As Charles observes, “The tendency of Christians to confuse mercy and justice, salvific and moral-legal categories, has the effect of placing Jesus at odds with Paul, Peter, and, of course, the whole of the Old Testament.”  Charles rejects any notion that such a disagreement exists as Jesus and the apostles affirmed the Old Testament as the Scripture of their day. [15]  

Biblical Arguments for Capital Punishment

From nearly the beginning, the church has affirmed the right of the state to carry out divine judgment in the form of capital punishment.  Geisler makes a strong case for capital punishment for some crimes, such as murder, in his presentation and critique of the “retributionist view” of the death penalty.[16]   

God invested the governing authorities with capital punishment authority.  As Geisler notes, God both demanded capital punishment for murder and gave that power to the human government (by way of Noah), saying, “Whoever sheds the blood of man, by man shall his blood be shed, for God made man in his own image” (Genesis 9:6). That God made man in His image requires the death penalty for those who maliciously or neglectfully end human life.  The “image of God” argument against the death penalty is relatively weak and without convincing scriptural support compared to the explicit, divine, pre-Mosaic prescription for capital punishment found in Genesis 9:6.

Argument: God intended capital punishment to serve as a deterrent.  A robust biblical case for the value of capital punishment is its deterrent effect (Deuteronomy 19:20).  Indeed, if states administered the death penalty in a genuinely uniform, biblically spirited fashion—sure, swift, and just—the practice would have a deterrent effect.  The United States is one of the few remaining liberal democratic societies allowing capital punishment. And, on average, only 60 executions occur per approximately 15,000 murders.  Since the U.S. executes only 0.4% of all murderers, the death penalty in America is barely, if any, more credible a deterrent than life imprisonment. [17]  

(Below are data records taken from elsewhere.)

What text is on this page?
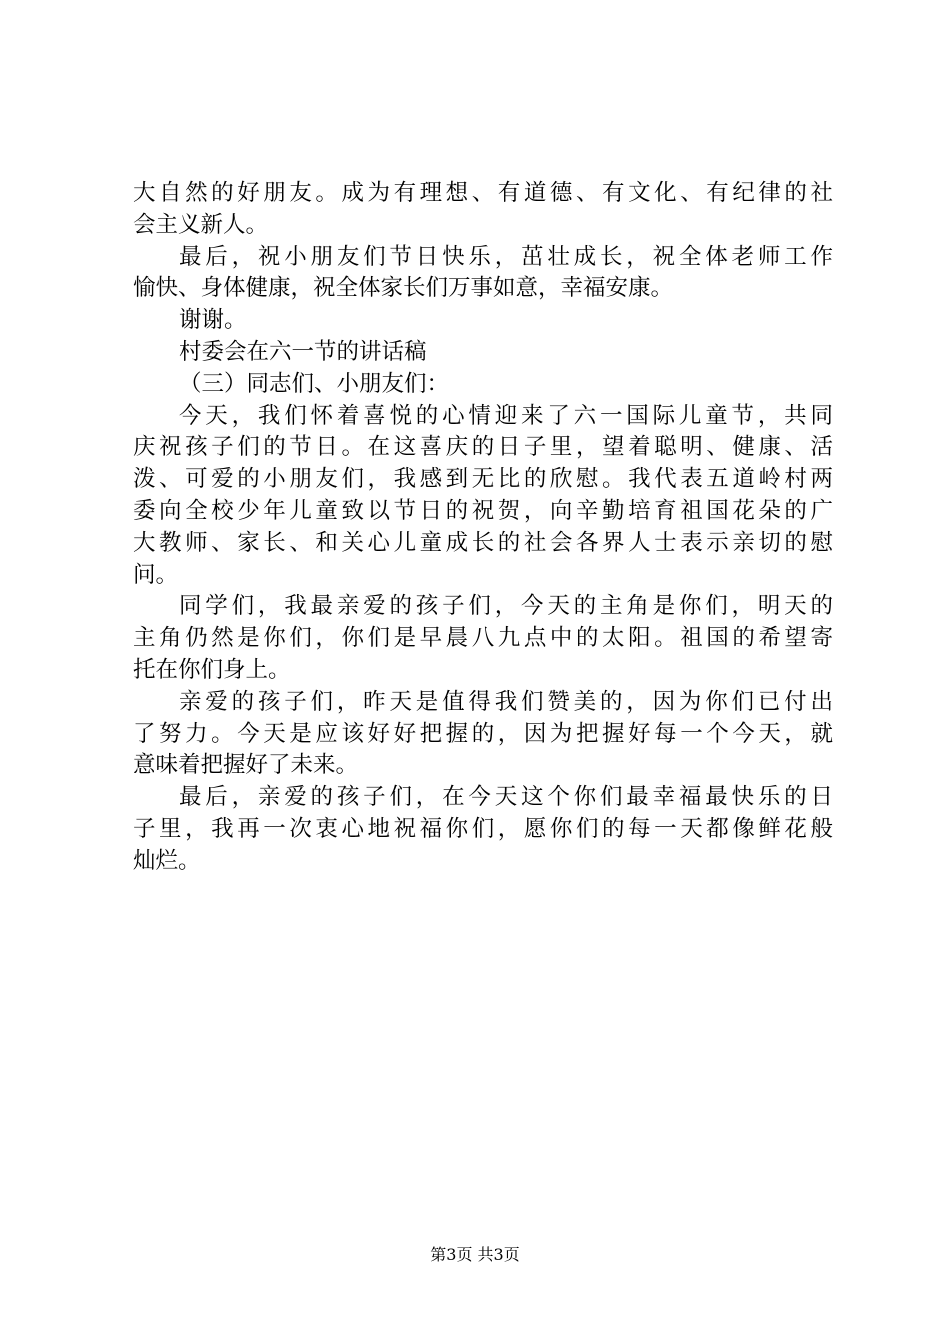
大自然的好朋友。成为有理想、有道德、有文化、有纪律的社
会主义新人。
最后，祝小朋友们节日快乐，茁壮成长，祝全体老师工作
愉快、身体健康，祝全体家长们万事如意，幸福安康。
谢谢。
村委会在六一节的讲话稿
（三）同志们、小朋友们：
今天，我们怀着喜悦的心情迎来了六一国际儿童节，共同
庆祝孩子们的节日。在这喜庆的日子里，望着聪明、健康、活
泼、可爱的小朋友们，我感到无比的欣慰。我代表五道岭村两
委向全校少年儿童致以节日的祝贺，向辛勤培育祖国花朵的广
大教师、家长、和关心儿童成长的社会各界人士表示亲切的慰
问。
同学们，我最亲爱的孩子们，今天的主角是你们，明天的
主角仍然是你们，你们是早晨八九点中的太阳。祖国的希望寄
托在你们身上。
亲爱的孩子们，昨天是值得我们赞美的，因为你们已付出
了努力。今天是应该好好把握的，因为把握好每一个今天，就
意味着把握好了未来。
最后，亲爱的孩子们，在今天这个你们最幸福最快乐的日
子里，我再一次衷心地祝福你们，愿你们的每一天都像鲜花般
灿烂。
第3页 共3页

Argument: The New Testament continues to affirm capital punishment. Where the Old Testament explicitly endorses capital punishment, the New Testament affirmation of the practice more often seems implicit.  Stephen James presents a compelling case that the civil government is divinely ordained to exact God’s retribution. James cites Romans 13:1-7 as the basis for much of his argument.  As James contends, Paul, for his part, seemed to affirm explicitly the right of the state to carry out the death sentence and saw it as a net good to society.  In Romans 13:1-17, James sees “a continuing, permanent, intimate relationship exists between God and civil government.”  In Romans, says James, Paul makes this relationship clear by twice describing the government as a minister of God. Moreover, in depicting the government’s role, Paul uses the present indicative verb tense—the government is, and continues to be, a minister of God. [18] 

As a practical matter, however, first-century Christians would have had little choice but to affirm the Roman state’s practice of capital punishment.  Indeed, had they denied the imperial right to capital punishment, Christ-followers would have only invited more wrath from an empire that—intensely, if sporadically—persecuted Christians.   Further, Jesus affirmed the state’s right to administer the death penalty.  Some scholars see Jesus’ submission to crucifixion as his tacit recognition of the state’s authority to carry out capital punishment, particularly when He answered Pilate, “You would have no authority over me at all unless it had been given you from above.” (John 19:11). 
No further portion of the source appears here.